EDITORIAL: A more aggressive strategyTimes Picayune; December 10, 2007
The dead zone is supposed to be shrinking. If all were going as planned, the oxygen-depleted band of water in the Gulf of Mexico would be significantly smaller today than it was a decade ago.
It isn’t. Despite a 6-year-old agreement to reduce nitrogen in the Mississippi River and shrink the dead zone to 1,930 square miles by 2015, it is larger than ever.
The dead zone covered 6,000 square miles in 1997. This year it had grown to almost 8,000 square miles.
The reduction plan agreed to in 2001 by nine states, multiple federal agencies and two Native American tribes clearly isn’t working. Something’s got to change — and quickly — or the Gulf may not recover from the damage.
The state and federal task force charged with overseeing the agreement recently updated the plan. The group is calling for states along the Mississippi River to toughen water quality standards and is encouraging farmers to limit fertilizers on land near feeder streams.
Unless there is some force behind the effort — a carrot or a stick — it’s unlikely that these measures will work, though.
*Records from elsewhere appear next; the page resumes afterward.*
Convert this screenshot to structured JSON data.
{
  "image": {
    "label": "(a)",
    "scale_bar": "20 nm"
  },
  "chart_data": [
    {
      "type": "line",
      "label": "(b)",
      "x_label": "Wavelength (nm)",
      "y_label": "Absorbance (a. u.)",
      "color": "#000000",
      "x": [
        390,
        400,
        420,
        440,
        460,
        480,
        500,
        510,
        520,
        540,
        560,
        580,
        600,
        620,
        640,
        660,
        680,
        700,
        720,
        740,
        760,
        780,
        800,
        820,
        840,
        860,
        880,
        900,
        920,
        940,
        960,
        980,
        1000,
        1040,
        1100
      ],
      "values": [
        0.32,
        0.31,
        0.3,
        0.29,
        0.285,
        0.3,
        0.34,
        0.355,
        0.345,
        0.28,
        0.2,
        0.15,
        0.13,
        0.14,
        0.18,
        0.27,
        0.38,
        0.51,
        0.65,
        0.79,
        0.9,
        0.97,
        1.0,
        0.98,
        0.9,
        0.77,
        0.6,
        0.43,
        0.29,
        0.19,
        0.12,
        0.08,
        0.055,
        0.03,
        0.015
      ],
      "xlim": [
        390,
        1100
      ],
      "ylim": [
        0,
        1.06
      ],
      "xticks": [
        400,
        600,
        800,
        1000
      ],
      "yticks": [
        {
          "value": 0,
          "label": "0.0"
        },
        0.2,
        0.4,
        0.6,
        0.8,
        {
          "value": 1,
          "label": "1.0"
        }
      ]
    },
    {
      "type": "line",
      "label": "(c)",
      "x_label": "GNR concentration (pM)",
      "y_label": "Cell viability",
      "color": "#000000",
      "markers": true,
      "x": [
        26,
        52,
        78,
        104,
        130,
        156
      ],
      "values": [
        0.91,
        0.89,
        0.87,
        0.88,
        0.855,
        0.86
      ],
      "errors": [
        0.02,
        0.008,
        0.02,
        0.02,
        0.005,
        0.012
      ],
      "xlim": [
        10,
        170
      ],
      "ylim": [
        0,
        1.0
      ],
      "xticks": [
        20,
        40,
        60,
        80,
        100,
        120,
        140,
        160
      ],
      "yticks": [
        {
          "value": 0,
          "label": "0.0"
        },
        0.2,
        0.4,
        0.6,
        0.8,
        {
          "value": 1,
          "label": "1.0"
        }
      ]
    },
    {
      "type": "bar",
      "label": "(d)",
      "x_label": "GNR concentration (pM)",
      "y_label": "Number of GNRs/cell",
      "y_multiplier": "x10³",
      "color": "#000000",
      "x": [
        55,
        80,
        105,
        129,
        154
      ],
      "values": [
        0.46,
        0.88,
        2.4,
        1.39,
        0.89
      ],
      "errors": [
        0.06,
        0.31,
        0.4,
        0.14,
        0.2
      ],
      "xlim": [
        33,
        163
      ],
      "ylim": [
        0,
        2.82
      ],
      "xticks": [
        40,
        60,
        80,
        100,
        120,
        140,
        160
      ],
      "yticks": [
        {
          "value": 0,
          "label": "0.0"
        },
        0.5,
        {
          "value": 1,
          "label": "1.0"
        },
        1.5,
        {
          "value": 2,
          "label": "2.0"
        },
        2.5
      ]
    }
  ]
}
To date the agreement has relied on mostly voluntary measures to reduce the amount of nitrogen washed into the river from farmland, and clearly that hasn’t produced results.
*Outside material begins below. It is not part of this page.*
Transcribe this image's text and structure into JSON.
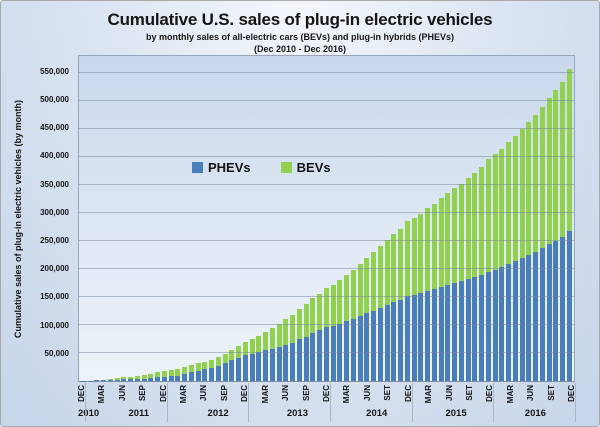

The main cause of the dead zone is nutrient pollution, mainly nitrogen that runs off farmland into the Mississippi River and eventually makes its way to the Gulf.
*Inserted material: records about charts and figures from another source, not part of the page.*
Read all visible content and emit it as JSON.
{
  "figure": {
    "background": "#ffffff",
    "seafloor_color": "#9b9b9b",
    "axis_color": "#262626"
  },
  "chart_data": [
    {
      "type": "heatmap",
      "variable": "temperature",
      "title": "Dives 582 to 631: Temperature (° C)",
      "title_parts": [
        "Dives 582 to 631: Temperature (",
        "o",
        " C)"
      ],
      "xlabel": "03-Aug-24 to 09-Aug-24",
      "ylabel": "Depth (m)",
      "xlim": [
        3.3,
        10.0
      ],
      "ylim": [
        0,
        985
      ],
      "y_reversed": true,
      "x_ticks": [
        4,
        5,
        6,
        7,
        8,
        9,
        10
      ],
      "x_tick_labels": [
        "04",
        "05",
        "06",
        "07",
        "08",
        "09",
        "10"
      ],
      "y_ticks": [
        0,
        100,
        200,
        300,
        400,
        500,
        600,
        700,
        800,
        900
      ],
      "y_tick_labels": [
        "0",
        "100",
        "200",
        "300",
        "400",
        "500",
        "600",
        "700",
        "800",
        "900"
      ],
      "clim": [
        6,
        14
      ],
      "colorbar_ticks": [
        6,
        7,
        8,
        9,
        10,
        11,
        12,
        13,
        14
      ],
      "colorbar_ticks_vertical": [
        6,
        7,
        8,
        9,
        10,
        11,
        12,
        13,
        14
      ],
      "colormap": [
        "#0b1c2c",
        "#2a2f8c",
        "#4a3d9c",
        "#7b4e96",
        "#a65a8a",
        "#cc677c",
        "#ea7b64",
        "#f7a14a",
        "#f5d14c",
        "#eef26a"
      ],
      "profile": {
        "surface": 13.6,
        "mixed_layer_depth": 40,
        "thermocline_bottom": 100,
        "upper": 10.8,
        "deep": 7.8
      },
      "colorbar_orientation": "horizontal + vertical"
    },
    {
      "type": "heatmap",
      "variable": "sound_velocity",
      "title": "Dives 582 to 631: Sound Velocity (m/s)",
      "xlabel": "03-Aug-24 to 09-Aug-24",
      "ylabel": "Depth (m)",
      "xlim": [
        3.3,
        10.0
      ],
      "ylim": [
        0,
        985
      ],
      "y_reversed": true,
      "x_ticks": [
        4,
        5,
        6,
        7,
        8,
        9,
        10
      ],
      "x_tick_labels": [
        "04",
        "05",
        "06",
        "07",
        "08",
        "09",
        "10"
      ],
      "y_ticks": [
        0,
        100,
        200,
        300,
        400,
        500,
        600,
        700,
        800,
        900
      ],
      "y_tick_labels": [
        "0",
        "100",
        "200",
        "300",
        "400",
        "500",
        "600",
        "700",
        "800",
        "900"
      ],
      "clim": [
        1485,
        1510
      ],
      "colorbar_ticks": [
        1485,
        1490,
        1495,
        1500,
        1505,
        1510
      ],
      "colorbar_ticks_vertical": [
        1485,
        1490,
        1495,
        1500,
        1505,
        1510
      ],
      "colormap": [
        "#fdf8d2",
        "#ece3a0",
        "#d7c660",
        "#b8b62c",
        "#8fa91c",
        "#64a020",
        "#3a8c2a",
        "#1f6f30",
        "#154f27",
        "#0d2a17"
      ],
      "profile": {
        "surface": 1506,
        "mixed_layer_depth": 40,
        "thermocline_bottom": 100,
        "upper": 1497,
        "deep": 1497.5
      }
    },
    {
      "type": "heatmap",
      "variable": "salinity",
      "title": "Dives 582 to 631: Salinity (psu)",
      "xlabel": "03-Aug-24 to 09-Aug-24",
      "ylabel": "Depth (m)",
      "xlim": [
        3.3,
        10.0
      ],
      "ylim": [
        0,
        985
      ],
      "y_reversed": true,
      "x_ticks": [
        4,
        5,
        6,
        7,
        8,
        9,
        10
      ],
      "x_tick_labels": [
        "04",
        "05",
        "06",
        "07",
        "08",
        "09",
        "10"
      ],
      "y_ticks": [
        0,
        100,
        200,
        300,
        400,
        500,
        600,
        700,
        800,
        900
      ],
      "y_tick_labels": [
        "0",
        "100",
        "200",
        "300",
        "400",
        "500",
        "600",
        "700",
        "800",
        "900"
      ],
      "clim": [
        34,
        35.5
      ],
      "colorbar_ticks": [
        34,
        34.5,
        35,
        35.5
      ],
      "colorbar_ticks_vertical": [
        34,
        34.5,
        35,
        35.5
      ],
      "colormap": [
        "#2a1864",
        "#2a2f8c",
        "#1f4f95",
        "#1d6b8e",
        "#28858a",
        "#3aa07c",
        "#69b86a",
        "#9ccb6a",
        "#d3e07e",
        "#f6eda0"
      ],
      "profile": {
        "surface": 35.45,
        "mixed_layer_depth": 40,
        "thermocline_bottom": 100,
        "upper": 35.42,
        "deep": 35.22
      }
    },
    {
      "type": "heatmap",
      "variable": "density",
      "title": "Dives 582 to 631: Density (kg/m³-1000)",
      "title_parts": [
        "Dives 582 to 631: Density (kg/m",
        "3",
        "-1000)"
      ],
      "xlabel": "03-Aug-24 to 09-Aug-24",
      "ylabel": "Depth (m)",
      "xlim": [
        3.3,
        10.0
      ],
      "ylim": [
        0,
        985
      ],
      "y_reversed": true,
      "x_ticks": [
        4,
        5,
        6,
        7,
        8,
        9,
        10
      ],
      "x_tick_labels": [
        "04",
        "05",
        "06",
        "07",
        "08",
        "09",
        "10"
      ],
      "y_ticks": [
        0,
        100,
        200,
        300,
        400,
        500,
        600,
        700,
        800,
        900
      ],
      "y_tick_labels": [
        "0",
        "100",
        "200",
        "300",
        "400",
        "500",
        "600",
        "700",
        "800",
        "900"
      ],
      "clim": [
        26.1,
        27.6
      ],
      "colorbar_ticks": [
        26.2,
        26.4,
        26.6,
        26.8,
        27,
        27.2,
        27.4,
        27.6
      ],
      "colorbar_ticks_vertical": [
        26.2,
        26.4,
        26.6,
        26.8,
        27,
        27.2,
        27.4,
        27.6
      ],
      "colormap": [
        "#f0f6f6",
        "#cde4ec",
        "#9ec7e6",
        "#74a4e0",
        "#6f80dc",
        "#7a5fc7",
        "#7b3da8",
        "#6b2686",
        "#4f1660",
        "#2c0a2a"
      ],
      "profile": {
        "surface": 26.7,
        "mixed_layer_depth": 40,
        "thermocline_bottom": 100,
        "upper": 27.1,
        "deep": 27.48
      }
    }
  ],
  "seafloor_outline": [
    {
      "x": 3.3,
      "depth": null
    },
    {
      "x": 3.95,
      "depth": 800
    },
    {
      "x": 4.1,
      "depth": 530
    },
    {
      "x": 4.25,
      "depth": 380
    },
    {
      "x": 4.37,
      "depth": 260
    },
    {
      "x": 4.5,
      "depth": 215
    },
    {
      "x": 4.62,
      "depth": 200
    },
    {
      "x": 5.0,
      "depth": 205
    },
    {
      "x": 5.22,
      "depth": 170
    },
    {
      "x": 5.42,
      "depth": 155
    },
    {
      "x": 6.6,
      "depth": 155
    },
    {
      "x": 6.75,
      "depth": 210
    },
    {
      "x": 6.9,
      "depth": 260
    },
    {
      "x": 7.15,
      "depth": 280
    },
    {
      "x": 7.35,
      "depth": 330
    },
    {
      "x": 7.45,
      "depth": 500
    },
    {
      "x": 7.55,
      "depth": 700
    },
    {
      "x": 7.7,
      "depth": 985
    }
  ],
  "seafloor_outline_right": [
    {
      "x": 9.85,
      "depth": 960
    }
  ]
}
The effects on marine life can be devastating. "We’re now starting to find impacts on the shrimp catch," one researcher said. Those are scary words, considering that shrimp and other sea life are a major export for Louisiana — not to mention extremely important in local cuisine.
At the moment, corn is the biggest enemy of marine life.
The increase in corn production for ethanol — a practice that the government has encouraged — is a cause of great concern. This year 15 million additional acres of corn were planted. As the acreage expands, more and more fertilizer is washed into the river.
By contrast, from 2000 to 2006, only about 4 million acres of farmland were turned into wetlands or taken out of production. Another 18.3 million acres of farmland are under nutrient management plans, USDA officials say.
But a study by the Environmental Working Group found that in some counties, $500 goes into subsidies to increase fertilizer use for every dollar spent on conservation programs. That’s a damaging imbalance.
Another problem is the fractured nature of the reduction plan. Programs included in the agreement span multiple agencies: the U.S. Department of Agriculture, the Environmental Protection Agency, the U.S. Fish and Wildlife Service and the U.S. Army Corps of Engineers. One agency ought to be given overarching authority and resources it needs to make the plan work.
The revised plan hasn’t changed the goal of getting the dead zone below 2,000 acres by 2015, but it acknowledges that it may not be possible. And some researchers worry that there is a lack of urgency in the new plan.
That must change. The health of the Gulf is of vital importance, not only to us but to the nation as a whole.